From base model to assistant · Oslo Vibe Coding

The takeaway

The assistant you chat with is a statistical simulation of a helpful, knowledgeable human labeler, built by training the base model on example conversations that labelers wrote by hand following company guidelines. It is not a person and it is not a database. It is a statistical average of what skilled labelers would write. Read its answers that way.

What the base model is

After the pre-training stage covered earlier in this series, you get a base model. Karpathy calls it an internet document simulator. Feed it some tokens and it continues them the way internet text tends to continue, sampling one token at a time from the statistical patterns it absorbed. Its knowledge sits compressed in a few hundred billion parameters, a lossy zip of the internet that it recalls vaguely rather than looks up.

The base model is genuinely useful, but it is not an assistant. Ask a base model "what is 2 plus 2" and it will not tell you it is 4 and ask what else you need. It treats your question as a prefix and keeps writing, because that is what a web page would do. Karpathy shows it drifting into philosophy or simply generating more questions. It is a very expensive autocomplete.

You can coax useful behavior out of a base model with clever prompting. A few-shot prompt with ten English-Korean pairs gets it translating. Wrapping a prompt to look like a transcript of a helpful AI talking to a human gets it to play along. These tricks work, but they are fragile. To get something like ChatGPT, you need a second stage.

The base model is a very expensive autocomplete that dreams internet pages.

Post-training swaps the dataset

The second stage is called post-training, and the first step in it is supervised fine-tuning. The mechanics are almost boring. You take the finished base model and keep training it with the exact same algorithm. The only thing that changes is the data. You throw out the pile of internet documents and substitute a dataset of conversations.

This is cheap compared to pre-training. Pre-training can run for roughly three months across thousands of computers and cost millions of dollars. Post-training is more like three hours, because the conversation dataset is far smaller than the whole internet. The heavy compute already happened. This stage adjusts the model's behavior on top of the knowledge it already has.

The model adapts fast. Trained on enough example conversations, it stops behaving like a document simulator and starts behaving like a participant in a chat. It learns the statistics of how an assistant responds to a human question. That new behavior is layered onto everything it already knew from the internet.

The conversation format

Everything a model touches has to become a sequence of tokens, including conversations. So we need an agreed way to encode who said what. Karpathy compares it to a network protocol: precise rules everyone follows so a structured object turns into a flat sequence and back again.

In practice the encoding uses special tokens that mark the turns. A turn begins with a token like the one OpenAI writes as im_start, followed by a tag for whose turn it is (user or assistant), a separator, the actual text of the message, and a closing token. These special tokens are new. They did not exist during pre-training. They get introduced in post-training precisely so the model can learn where a user's turn ends and the assistant's turn begins.

Once the conversation is flattened into tokens, nothing about training is new. It is the same next-token prediction as before. At inference time, ChatGPT builds the context up to the point where the assistant's turn should start, then samples tokens to fill in the reply. The exact format differs between models and is still a bit of a wild west, but the idea is constant: conversations become one-dimensional token sequences so the old machinery still applies.

Special tokens mark the start and end of each turn and tag it as user or assistant.
These tokens are added in post-training; the base model never saw them.
A conversation becomes a flat token sequence, so training is still just next-token prediction.
At inference, the model is handed the context and asked to complete the assistant's turn.

Where the conversations come from

The conversations are written by people. OpenAI's 2022 InstructGPT paper described hiring human contractors whose job was to invent prompts and then write the ideal assistant response to each one. "List five ideas for how to regain enthusiasm for my career." "What are the top ten science fiction books I should read next." A person wrote both the question and the model answer.
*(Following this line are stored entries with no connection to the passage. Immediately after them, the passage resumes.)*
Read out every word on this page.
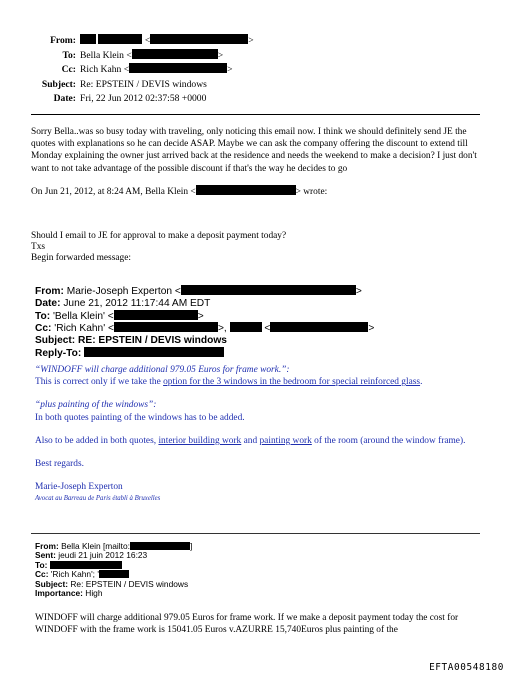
From:	<	>
To: Bella Klein <	>
Cc: Rich Kahn <	>
Subject: Re: EPSTEIN / DEVIS windows
Date: Fri, 22 Jun 2012 02:37:58 +0000
Sorry Bella..was so busy today with traveling, only noticing this email now. I think we should definitely send JE the quotes with explanations so he can decide ASAP. Maybe we can ask the company offering the discount to extend till Monday explaining the owner just arrived back at the residence and needs the weekend to make a decision? I just don't want to not take advantage of the possible discount if that's the way he decides to go
On Jun 21, 2012, at 8:24 AM, Bella Klein <	> wrote:
Should I email to JE for approval to make a deposit payment today?
Txs
Begin forwarded message:
From: Marie-Joseph Experton <	>
Date: June 21, 2012 11:17:44 AM EDT
To: 'Bella Klein' <	>
Cc: 'Rich Kahn' <	>,	<	>
Subject: RE: EPSTEIN / DEVIS windows
Reply-To:
“WINDOFF will charge additional 979.05 Euros for frame work.”:
This is correct only if we take the option for the 3 windows in the bedroom for special reinforced glass.
“plus painting of the windows”:
In both quotes painting of the windows has to be added.
Also to be added in both quotes, interior building work and painting work of the room (around the window frame).
Best regards.
Marie-Joseph Experton
Avocat au Barreau de Paris établi à Bruxelles
From: Bella Klein [mailto:	]
Sent: jeudi 21 juin 2012 16:23
To:
Cc: 'Rich Kahn'; '
Subject: Re: EPSTEIN / DEVIS windows
Importance: High
WINDOFF will charge additional 979.05 Euros for frame work. If we make a deposit payment today the cost for WINDOFF with the frame work is 15041.05 Euros v.AZURRE 15,740Euros plus painting of the
EFTA00548180
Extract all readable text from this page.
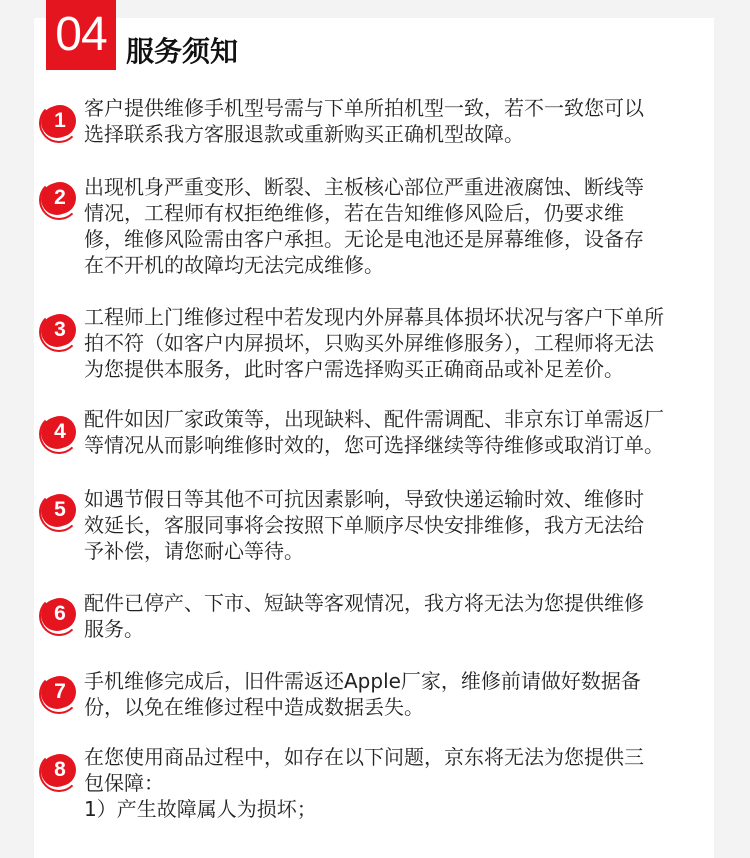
04 服务须知
1
客户提供维修手机型号需与下单所拍机型一致，若不一致您可以
选择联系我方客服退款或重新购买正确机型故障。
2 出现机身严重变形、断裂、主板核心部位严重进液腐蚀、断线等
情况，工程师有权拒绝维修，若在告知维修风险后，仍要求维
修，维修风险需由客户承担。无论是电池还是屏幕维修，设备存
在不开机的故障均无法完成维修。
3
工程师上门维修过程中若发现内外屏幕具体损坏状况与客户下单所
拍不符（如客户内屏损坏，只购买外屏维修服务），工程师将无法
为您提供本服务，此时客户需选择购买正确商品或补足差价。
4
配件如因厂家政策等，出现缺料、配件需调配、非京东订单需返厂
等情况从而影响维修时效的，您可选择继续等待维修或取消订单。
5 如遇节假日等其他不可抗因素影响，导致快递运输时效、维修时
效延长，客服同事将会按照下单顺序尽快安排维修，我方无法给
予补偿，请您耐心等待。
6 配件已停产、下市、短缺等客观情况，我方将无法为您提供维修
服务。
7 手机维修完成后，旧件需返还Apple厂家，维修前请做好数据备
份，以免在维修过程中造成数据丢失。
8
在您使用商品过程中，如存在以下问题，京东将无法为您提供三
包保障：
1）产生故障属人为损坏；
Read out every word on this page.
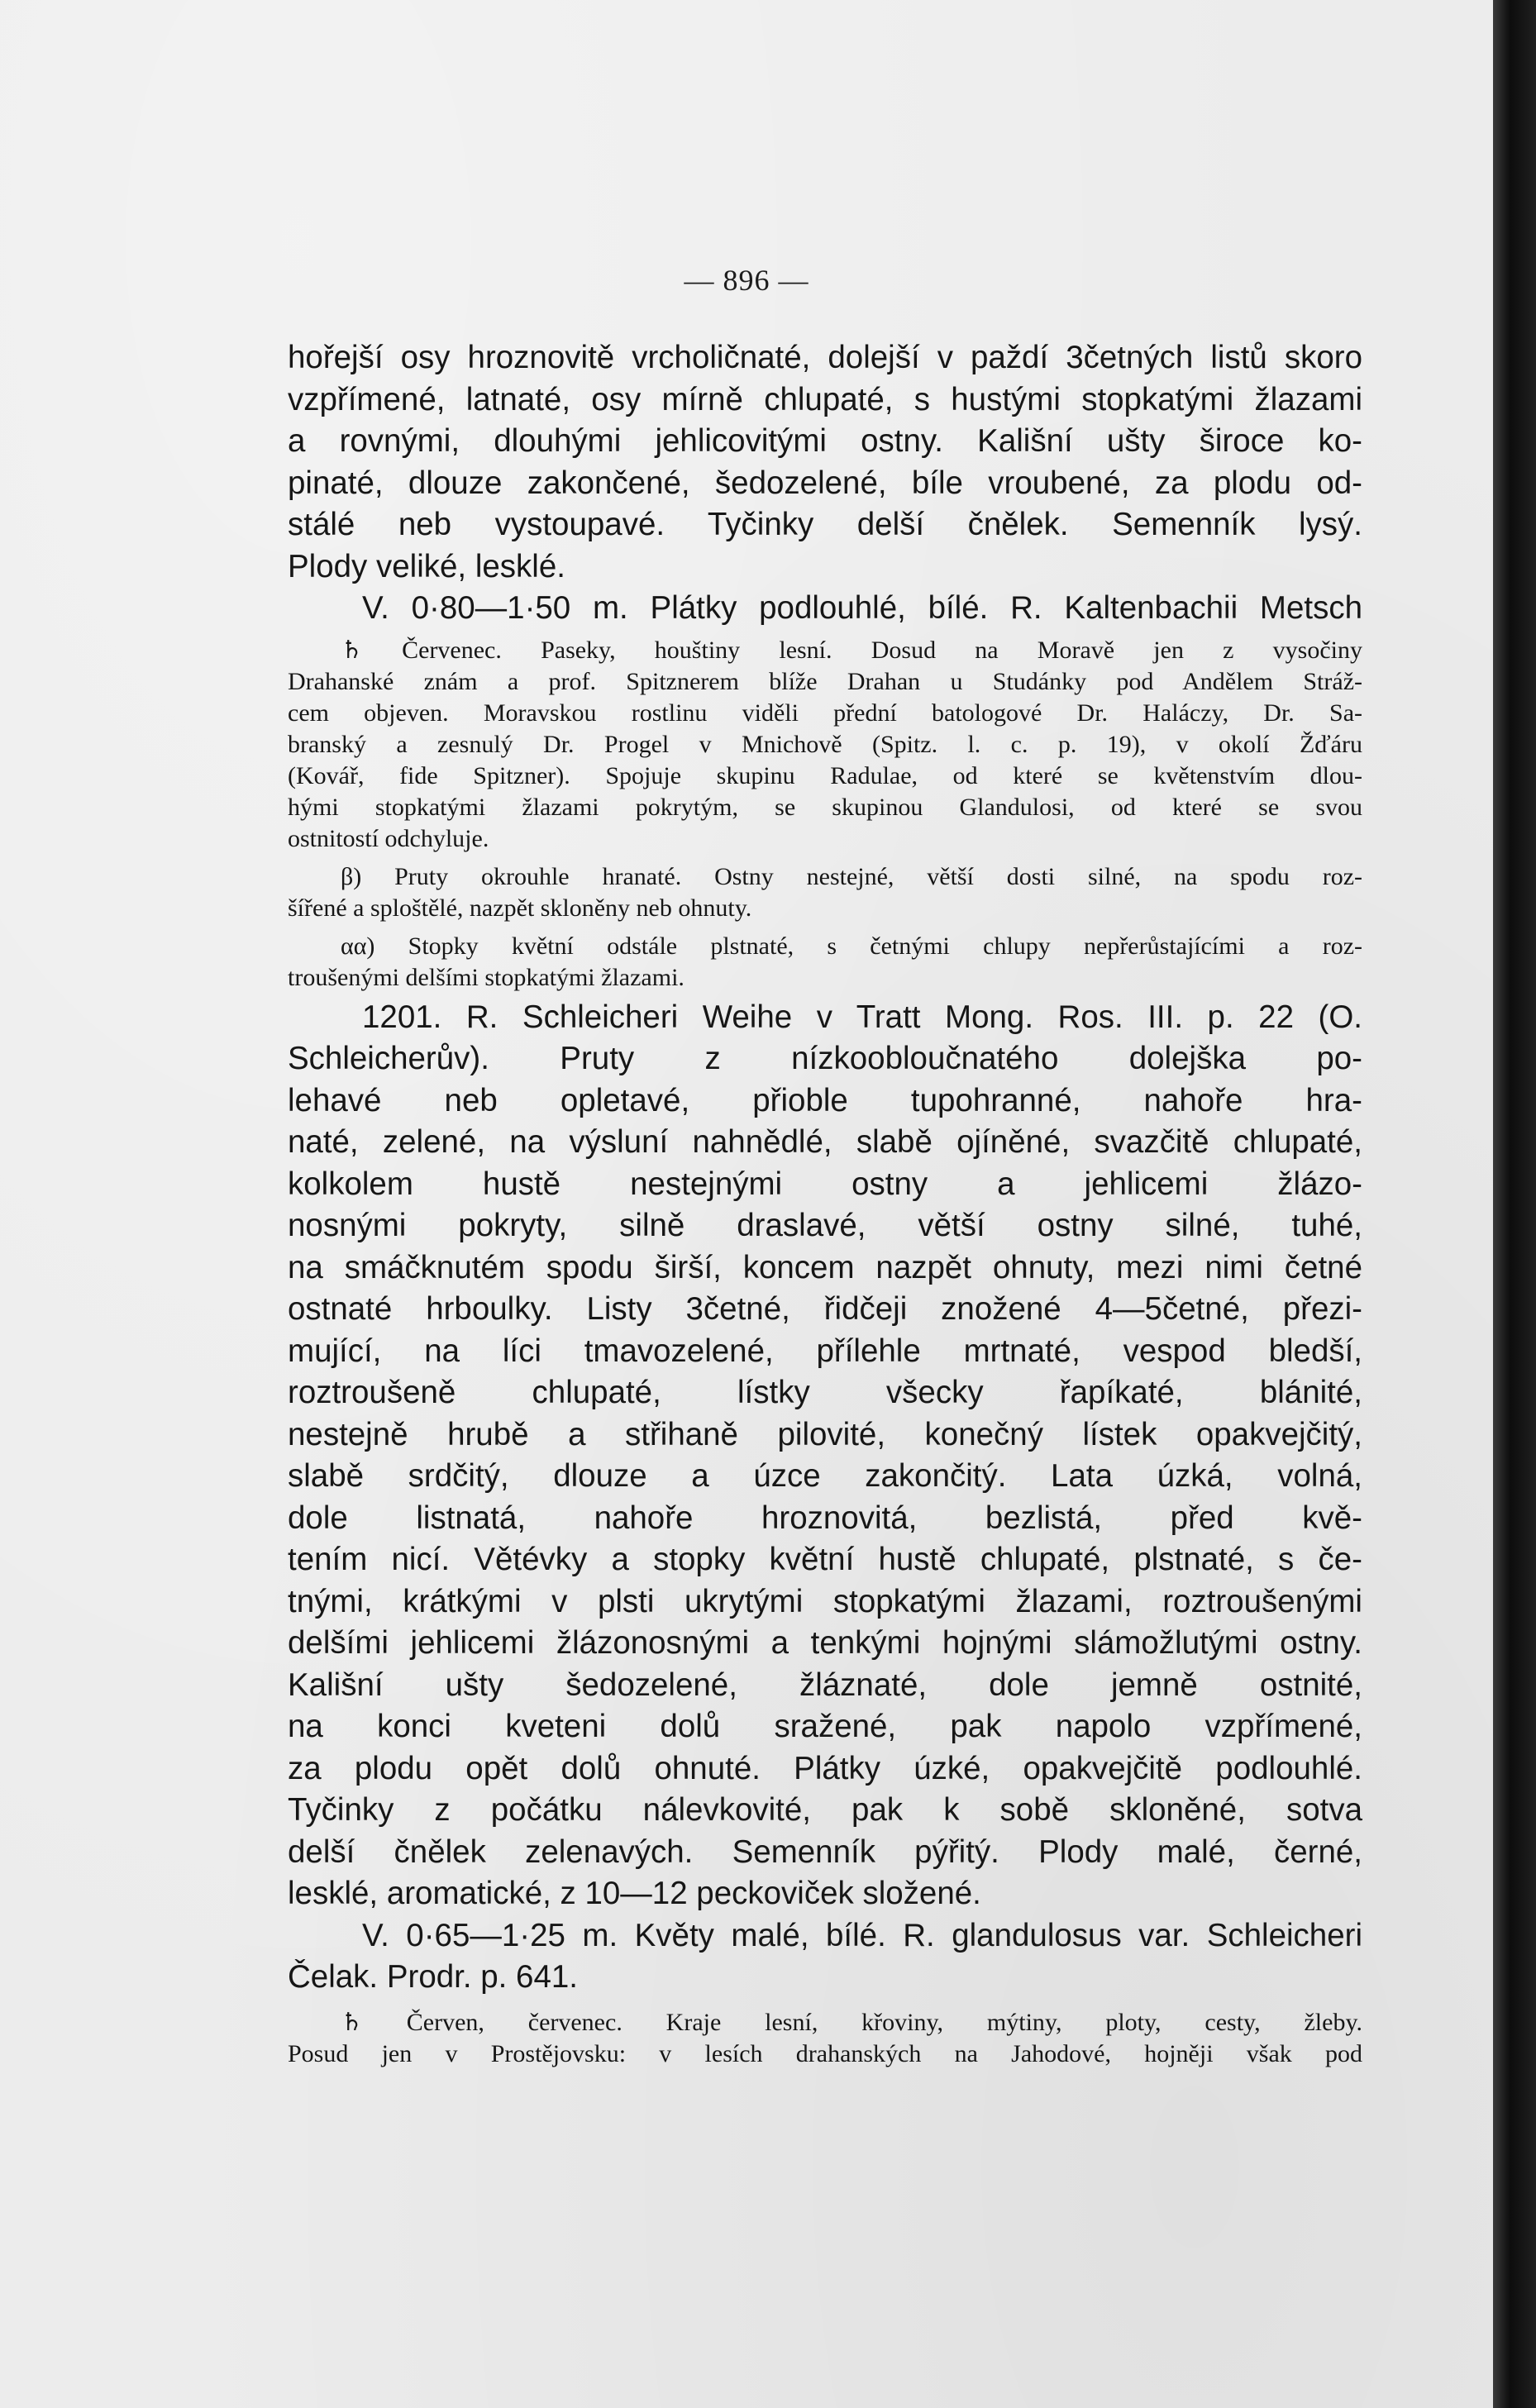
— 896 —
hořejší osy hroznovitě vrcholičnaté, dolejší v paždí 3četných listů skoro
vzpřímené, latnaté, osy mírně chlupaté, s hustými stopkatými žlazami
a rovnými, dlouhými jehlicovitými ostny. Kališní ušty široce ko-
pinaté, dlouze zakončené, šedozelené, bíle vroubené, za plodu od-
stálé neb vystoupavé. Tyčinky delší čnělek. Semenník lysý.
Plody veliké, lesklé.
V. 0·80—1·50 m. Plátky podlouhlé, bílé. R. Kaltenbachii Metsch
♄ Červenec. Paseky, houštiny lesní. Dosud na Moravě jen z vysočiny
Drahanské znám a prof. Spitznerem blíže Drahan u Studánky pod Andělem Stráž-
cem objeven. Moravskou rostlinu viděli přední batologové Dr. Haláczy, Dr. Sa-
branský a zesnulý Dr. Progel v Mnichově (Spitz. l. c. p. 19), v okolí Žďáru
(Kovář, fide Spitzner). Spojuje skupinu Radulae, od které se květenstvím dlou-
hými stopkatými žlazami pokrytým, se skupinou Glandulosi, od které se svou
ostnitostí odchyluje.
β) Pruty okrouhle hranaté. Ostny nestejné, větší dosti silné, na spodu roz-
šířené a sploštělé, nazpět skloněny neb ohnuty.
αα) Stopky květní odstále plstnaté, s četnými chlupy nepřerůstajícími a roz-
troušenými delšími stopkatými žlazami.
1201. R. Schleicheri Weihe v Tratt Mong. Ros. III. p. 22 (O.
Schleicherův). Pruty z nízkoobloučnatého dolejška po-
lehavé neb opletavé, přioble tupohranné, nahoře hra-
naté, zelené, na výsluní nahnědlé, slabě ojíněné, svazčitě chlupaté,
kolkolem hustě nestejnými ostny a jehlicemi žlázo-
nosnými pokryty, silně draslavé, větší ostny silné, tuhé,
na smáčknutém spodu širší, koncem nazpět ohnuty, mezi nimi četné
ostnaté hrboulky. Listy 3četné, řidčeji znožené 4—5četné, přezi-
mující, na líci tmavozelené, přílehle mrtnaté, vespod bledší,
roztroušeně chlupaté, lístky všecky řapíkaté, blánité,
nestejně hrubě a střihaně pilovité, konečný lístek opakvejčitý,
slabě srdčitý, dlouze a úzce zakončitý. Lata úzká, volná,
dole listnatá, nahoře hroznovitá, bezlistá, před kvě-
tením nicí. Větévky a stopky květní hustě chlupaté, plstnaté, s če-
tnými, krátkými v plsti ukrytými stopkatými žlazami, roztroušenými
delšími jehlicemi žlázonosnými a tenkými hojnými slámožlutými ostny.
Kališní ušty šedozelené, žláznaté, dole jemně ostnité,
na konci kveteni dolů sražené, pak napolo vzpřímené,
za plodu opět dolů ohnuté. Plátky úzké, opakvejčitě podlouhlé.
Tyčinky z počátku nálevkovité, pak k sobě skloněné, sotva
delší čnělek zelenavých. Semenník pýřitý. Plody malé, černé,
lesklé, aromatické, z 10—12 peckoviček složené.
V. 0·65—1·25 m. Květy malé, bílé. R. glandulosus var. Schleicheri
Čelak. Prodr. p. 641.
♄ Červen, červenec. Kraje lesní, křoviny, mýtiny, ploty, cesty, žleby.
Posud jen v Prostějovsku: v lesích drahanských na Jahodové, hojněji však pod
How does a labeler know what counts as an ideal answer? The company gives them labeling instructions. At a high level the instruction is to be helpful, truthful, and harmless, and to refuse requests the company does not want the assistant to handle. In reality these documents run to hundreds of pages, and labelers study them professionally. The assistant's personality is not coded in software. It is programmed by example, through the answers labelers write under those guidelines.

The state of the art has shifted since 2022. Labelers rarely write every answer from scratch now. They lean on existing language models to draft responses and then edit them. Modern datasets like UltraChat are largely synthetic with some human involvement, spanning millions of conversations across a huge range of topics. The seed is still humans following labeling instructions, but models now help produce the bulk of the data.

A simulation of a labeler

This is Karpathy's central mental model, and it changes how you read every answer. When you ask ChatGPT something, you are not talking to a magical intelligence that went and researched your question. You are getting a statistical simulation of the kind of human labeler the company hired. The model imitates what a labeler would have written in that situation.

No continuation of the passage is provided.